David Adjaye, Oflection (Landscape), Stephen Lawrence Centre, London, 2007. Photo: Lyndon Douglas.

So how do these philosophies, sensitivities, and sensibilities translate to the architectural vocabulary of form, heft, and material? The Stephen Lawrence Centre in London provides an apt example: opened in 2007, the building is dedicated to the memory of a young black student and architecture aspirant who became victim to a racially motivated murder in 1993. While serving as a kind of memorial, the building does not dwell in tragedy, but rather welcomes its disadvantaged youth constituents with a translucent, light-filled foyer. An intricate, organic or crystalline-like pattern overlaid on the windows casts delicate shadows over the walls, shifting and glancing as the sun travels through the sky. Adjaye's interest in patterning and texture is evidenced in many of his projects, including the design for the NMAAHC, whose façade is modeled after the sculpture of the Yoruba sculptor Olowe of Ise. These public buildings demonstrate openness and ease, transparency and permeability, serving as containers for reflection while acknowledging the multiplicity of perspectives in intricate patterns, materials, and textures.

David Adjaye, Elektra House (front and back), London, 2000. Photo: Lyndon Douglas.

Over 45 projects are on display at Haus der Kunst, divided into six sections: drawings and sketches; small-scale projects, furniture and monoforms; private dwellings, such as Adjaye's early critical successes like Elektra House and Dirty House in London; public buildings and museums; urban buildings, schools, public housing; urban studies and planning; and a section presenting his research into African architecture. Throughout, one is impressed by the sense that Adjaye is an avid and voracious consumer of ideas, concepts, histories, narratives, geographies, and philosophies, which he then deploys in various forms, in turns transcendent, exalting, and humble. Each project evolves out of and responds to its own context, site, and function, whether it's a private home or a massive public monument. His practice encompasses both time and space, the system in motion and the specificity of place, the great ship traversing the ocean and the cacophony of the many voices of the city.

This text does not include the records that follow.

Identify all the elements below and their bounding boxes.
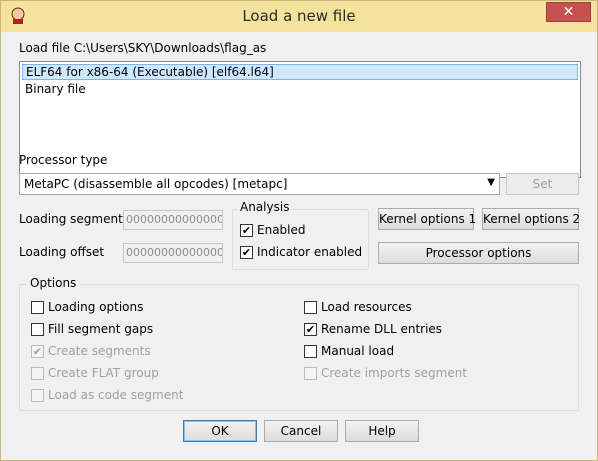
loading-offset-field[interactable]: 0000000000000000 xyxy=(123,243,223,263)
loading-options-checkbox[interactable]: Loading options xyxy=(31,300,143,314)
analysis-enabled-checkbox[interactable]: ✔ Enabled xyxy=(240,223,306,237)
loading-segment-label: Loading segment xyxy=(19,212,123,226)
processor-type-label: Processor type xyxy=(19,153,108,167)
set-button[interactable]: Set xyxy=(506,173,579,195)
load-as-code-segment-checkbox[interactable]: Load as code segment xyxy=(31,388,183,402)
indicator-enabled-checkbox[interactable]: ✔ Indicator enabled xyxy=(240,245,362,259)
loading-offset-label: Loading offset xyxy=(19,245,105,259)
indicator-enabled-label: Indicator enabled xyxy=(257,245,363,259)
checkbox-label: Create segments xyxy=(48,344,151,358)
close-icon: ✕ xyxy=(562,4,575,20)
checkbox-icon: ✔ xyxy=(304,322,317,336)
options-group-title: Options xyxy=(27,276,80,290)
load-resources-checkbox[interactable]: Load resources xyxy=(304,300,412,314)
analysis-enabled-label: Enabled xyxy=(257,223,306,237)
processor-type-select[interactable]: MetaPC (disassemble all opcodes) [metapc… xyxy=(19,173,500,195)
checkbox-icon xyxy=(304,344,317,358)
checkbox-label: Rename DLL entries xyxy=(321,322,443,336)
loading-segment-field[interactable]: 0000000000000000 xyxy=(123,210,223,230)
cancel-button[interactable]: Cancel xyxy=(264,420,338,442)
checkbox-icon xyxy=(304,366,317,380)
checkbox-icon: ✔ xyxy=(240,245,253,259)
create-imports-segment-checkbox[interactable]: Create imports segment xyxy=(304,366,467,380)
title-bar[interactable]: Load a new file ✕ xyxy=(1,1,597,32)
checkbox-icon xyxy=(31,300,44,314)
processor-type-value: MetaPC (disassemble all opcodes) [metapc… xyxy=(24,177,288,191)
dialog-body: Load file C:\Users\SKY\Downloads\flag_as… xyxy=(2,32,596,460)
load-file-dialog: Load a new file ✕ Load file C:\Users\SKY… xyxy=(0,0,598,461)
kernel-options-1-button[interactable]: Kernel options 1 xyxy=(378,208,476,230)
checkbox-icon xyxy=(31,388,44,402)
close-button[interactable]: ✕ xyxy=(546,2,591,22)
list-item[interactable]: Binary file xyxy=(22,81,86,97)
create-flat-group-checkbox[interactable]: Create FLAT group xyxy=(31,366,159,380)
list-item[interactable]: ELF64 for x86-64 (Executable) [elf64.l64… xyxy=(22,64,578,80)
checkbox-icon xyxy=(31,366,44,380)
manual-load-checkbox[interactable]: Manual load xyxy=(304,344,394,358)
checkbox-icon: ✔ xyxy=(31,344,44,358)
ok-button[interactable]: OK xyxy=(183,420,257,442)
checkbox-label: Create FLAT group xyxy=(48,366,159,380)
create-segments-checkbox[interactable]: ✔ Create segments xyxy=(31,344,151,358)
window-title: Load a new file xyxy=(242,7,356,25)
checkbox-icon xyxy=(31,322,44,336)
analysis-group xyxy=(232,209,369,270)
checkbox-label: Load as code segment xyxy=(48,388,184,402)
checkbox-label: Manual load xyxy=(321,344,395,358)
checkbox-label: Loading options xyxy=(48,300,144,314)
analysis-group-title: Analysis xyxy=(237,200,293,214)
checkbox-icon xyxy=(304,300,317,314)
rename-dll-entries-checkbox[interactable]: ✔ Rename DLL entries xyxy=(304,322,442,336)
kernel-options-2-button[interactable]: Kernel options 2 xyxy=(482,208,580,230)
help-button[interactable]: Help xyxy=(345,420,419,442)
checkbox-label: Fill segment gaps xyxy=(48,322,154,336)
fill-segment-gaps-checkbox[interactable]: Fill segment gaps xyxy=(31,322,153,336)
checkbox-label: Load resources xyxy=(321,300,412,314)
checkbox-label: Create imports segment xyxy=(321,366,468,380)
load-file-label: Load file C:\Users\SKY\Downloads\flag_as xyxy=(19,41,267,55)
chevron-down-icon: ▼ xyxy=(487,177,495,188)
checkbox-icon: ✔ xyxy=(240,223,253,237)
processor-options-button[interactable]: Processor options xyxy=(378,242,579,264)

David Adjaye, Smithsonian National Museum of African American History and Culture Plaza, Washington D.C., Freelon Adjaye Bond & Smith Group. Photo: Adjaye Associates.

"David Adjaye: Form, Heft, Material" is accompanied by a new documentary film by Oliver Hardt, entitled "David Adjaye - Collaborations." On April 9, Adjaye will be presenting a lecture, followed by a half-day seminar with Okwui Enwezor on April 10. The exhibition runs until May 31, 2015, and subsequently travels to Chicago, where it will be on view from September 19 to February 7, 2016 at the Art Institute of Chicago.